When the "Fly-by-wire" A320 was first introduced in the 1980s, pilots dreaded the prospect of a powerless glide. Nothing physical connects them to the hydraulically-operated control surfaces on the wings and tail. The computers send their manual commands from a little side-stick and rudder pedals to the machinery. But the power apparently worked fine as they slowed the airliner on its glide. If both engines were completely dead, the juice would have come from the batteries and a Ram Air Turbine (a windmill that opens into the slipstream but is not much use at slow speeds). Perhaps they managed to start the Auxiliary Power Unit, the noisy internal turbine that normally provides power on the ground.
The computer's anti-stall system would have helped Captain Sullenberger slow the plane to the maximum. Flying by the seat of his pants, he would have flared it like a much smaller plane, pulling its nose up to let it settle in the edge of a stall at about 130 mph onto the water. Making things worse was a 10 knot tail-wind. At that speed water is like concrete. One of the motors and perhaps both, sheered off their pylons under the wings, as they are designed to do in a crash. That prevented the plane breaking. A passenger described the impact as no worse than a rear-end car collision.

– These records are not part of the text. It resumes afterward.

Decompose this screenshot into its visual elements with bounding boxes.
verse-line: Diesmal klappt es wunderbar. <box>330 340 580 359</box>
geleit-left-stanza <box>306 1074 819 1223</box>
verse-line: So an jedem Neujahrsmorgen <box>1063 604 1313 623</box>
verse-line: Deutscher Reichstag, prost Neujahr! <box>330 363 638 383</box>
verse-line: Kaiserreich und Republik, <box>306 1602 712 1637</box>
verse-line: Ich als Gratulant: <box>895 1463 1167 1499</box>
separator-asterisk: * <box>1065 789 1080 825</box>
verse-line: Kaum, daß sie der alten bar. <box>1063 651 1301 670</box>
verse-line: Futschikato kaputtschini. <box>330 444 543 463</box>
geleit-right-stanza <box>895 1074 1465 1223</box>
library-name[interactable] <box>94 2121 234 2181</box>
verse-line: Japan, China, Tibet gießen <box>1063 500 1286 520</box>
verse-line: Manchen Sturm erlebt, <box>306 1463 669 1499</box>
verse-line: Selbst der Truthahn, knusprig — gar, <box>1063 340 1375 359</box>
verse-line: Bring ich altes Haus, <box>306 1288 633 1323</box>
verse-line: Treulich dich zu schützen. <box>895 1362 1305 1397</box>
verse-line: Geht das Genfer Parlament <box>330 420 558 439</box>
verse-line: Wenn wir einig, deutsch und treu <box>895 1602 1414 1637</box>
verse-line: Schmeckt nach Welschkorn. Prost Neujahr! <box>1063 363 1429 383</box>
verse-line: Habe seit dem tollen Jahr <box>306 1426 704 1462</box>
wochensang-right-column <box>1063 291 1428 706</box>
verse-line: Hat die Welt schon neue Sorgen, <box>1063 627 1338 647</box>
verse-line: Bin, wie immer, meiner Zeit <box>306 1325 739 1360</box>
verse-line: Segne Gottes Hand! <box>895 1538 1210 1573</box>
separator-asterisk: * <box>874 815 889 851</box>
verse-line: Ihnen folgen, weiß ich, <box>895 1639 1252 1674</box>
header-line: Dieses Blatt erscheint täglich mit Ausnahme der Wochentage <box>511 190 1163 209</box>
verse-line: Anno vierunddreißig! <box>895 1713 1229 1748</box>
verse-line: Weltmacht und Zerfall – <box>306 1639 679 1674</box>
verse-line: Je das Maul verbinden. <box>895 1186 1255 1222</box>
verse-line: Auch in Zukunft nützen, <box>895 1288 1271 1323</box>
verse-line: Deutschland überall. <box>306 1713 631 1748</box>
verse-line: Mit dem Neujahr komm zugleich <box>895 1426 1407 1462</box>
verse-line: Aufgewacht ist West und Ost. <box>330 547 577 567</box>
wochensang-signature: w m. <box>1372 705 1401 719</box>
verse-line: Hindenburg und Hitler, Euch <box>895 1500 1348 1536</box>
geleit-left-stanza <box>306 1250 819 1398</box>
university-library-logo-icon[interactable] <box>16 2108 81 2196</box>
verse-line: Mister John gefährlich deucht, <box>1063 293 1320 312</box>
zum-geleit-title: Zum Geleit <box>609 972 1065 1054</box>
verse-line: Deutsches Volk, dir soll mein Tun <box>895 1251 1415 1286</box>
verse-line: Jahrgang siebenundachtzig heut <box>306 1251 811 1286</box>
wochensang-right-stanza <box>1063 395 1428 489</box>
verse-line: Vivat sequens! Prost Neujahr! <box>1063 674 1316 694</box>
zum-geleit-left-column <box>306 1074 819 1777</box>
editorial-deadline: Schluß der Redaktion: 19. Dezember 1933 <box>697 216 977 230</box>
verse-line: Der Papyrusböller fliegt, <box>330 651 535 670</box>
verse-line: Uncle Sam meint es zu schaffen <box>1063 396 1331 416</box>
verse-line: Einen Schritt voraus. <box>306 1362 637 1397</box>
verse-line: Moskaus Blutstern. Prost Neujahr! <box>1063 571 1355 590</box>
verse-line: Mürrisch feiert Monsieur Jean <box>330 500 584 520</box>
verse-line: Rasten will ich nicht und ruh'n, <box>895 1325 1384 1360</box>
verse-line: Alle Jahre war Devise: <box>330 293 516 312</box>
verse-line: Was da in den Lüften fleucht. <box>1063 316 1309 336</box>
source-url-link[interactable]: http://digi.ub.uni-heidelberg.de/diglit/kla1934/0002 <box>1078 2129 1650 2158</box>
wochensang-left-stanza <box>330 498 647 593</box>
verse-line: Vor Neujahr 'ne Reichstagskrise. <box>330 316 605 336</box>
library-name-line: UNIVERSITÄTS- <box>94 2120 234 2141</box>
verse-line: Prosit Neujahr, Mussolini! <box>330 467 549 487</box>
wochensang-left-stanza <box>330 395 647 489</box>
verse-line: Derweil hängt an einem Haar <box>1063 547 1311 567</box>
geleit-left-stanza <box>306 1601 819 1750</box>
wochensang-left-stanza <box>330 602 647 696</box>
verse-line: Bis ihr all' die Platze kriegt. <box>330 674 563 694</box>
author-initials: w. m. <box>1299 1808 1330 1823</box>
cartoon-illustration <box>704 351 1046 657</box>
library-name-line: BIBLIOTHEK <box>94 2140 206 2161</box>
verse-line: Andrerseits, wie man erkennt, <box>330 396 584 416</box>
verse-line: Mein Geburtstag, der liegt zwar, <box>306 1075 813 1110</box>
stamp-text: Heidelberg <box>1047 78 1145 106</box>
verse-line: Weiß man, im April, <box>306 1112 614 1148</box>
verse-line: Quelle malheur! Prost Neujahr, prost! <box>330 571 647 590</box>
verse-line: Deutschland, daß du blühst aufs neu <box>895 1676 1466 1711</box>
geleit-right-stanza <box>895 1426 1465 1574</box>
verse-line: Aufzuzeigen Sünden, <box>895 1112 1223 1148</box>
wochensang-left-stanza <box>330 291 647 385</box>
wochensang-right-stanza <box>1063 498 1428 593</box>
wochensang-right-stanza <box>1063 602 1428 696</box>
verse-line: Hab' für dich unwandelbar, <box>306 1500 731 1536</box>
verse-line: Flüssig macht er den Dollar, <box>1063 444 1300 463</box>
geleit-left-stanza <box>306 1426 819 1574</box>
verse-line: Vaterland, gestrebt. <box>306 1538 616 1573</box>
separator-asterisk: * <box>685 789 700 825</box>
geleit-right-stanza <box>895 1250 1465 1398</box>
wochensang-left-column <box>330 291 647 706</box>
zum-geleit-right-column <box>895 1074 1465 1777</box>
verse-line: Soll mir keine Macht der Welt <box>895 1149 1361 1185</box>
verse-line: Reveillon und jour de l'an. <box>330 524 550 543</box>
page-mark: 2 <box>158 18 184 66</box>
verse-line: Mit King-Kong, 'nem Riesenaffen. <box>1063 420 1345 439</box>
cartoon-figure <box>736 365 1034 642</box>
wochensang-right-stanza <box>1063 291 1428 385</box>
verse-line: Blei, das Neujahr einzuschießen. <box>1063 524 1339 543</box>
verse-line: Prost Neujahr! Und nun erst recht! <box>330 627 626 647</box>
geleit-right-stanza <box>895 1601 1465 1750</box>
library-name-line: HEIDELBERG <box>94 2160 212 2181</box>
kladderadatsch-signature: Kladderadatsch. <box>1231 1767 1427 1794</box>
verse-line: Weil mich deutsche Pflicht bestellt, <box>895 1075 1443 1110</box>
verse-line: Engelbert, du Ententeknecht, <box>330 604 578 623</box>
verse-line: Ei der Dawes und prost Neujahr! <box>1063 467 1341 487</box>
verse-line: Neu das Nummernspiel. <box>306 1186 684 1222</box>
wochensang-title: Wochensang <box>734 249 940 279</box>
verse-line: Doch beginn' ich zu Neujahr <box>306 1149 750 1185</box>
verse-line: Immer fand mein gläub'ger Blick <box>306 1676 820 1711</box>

Very few airliners have remained intact after ditching. Two exceptions were a Japan Airlines DC-8 [above] which came down off San Francisco airport in November 1968. It was recovered and flew on for years. Another involved an Arabian registered Boeing 707 cargo jet in Africa in 2000. The most famous airliner ditching occurred in November 1996 when an Ethiopian Airlines Boeing was hijacked and came down off the Comoros islands [video below]. The plane, which had run out of fuel, caught a wing-tip and cartwheeled as it put down on a rough sea. Out of 175 on board, 50 survived.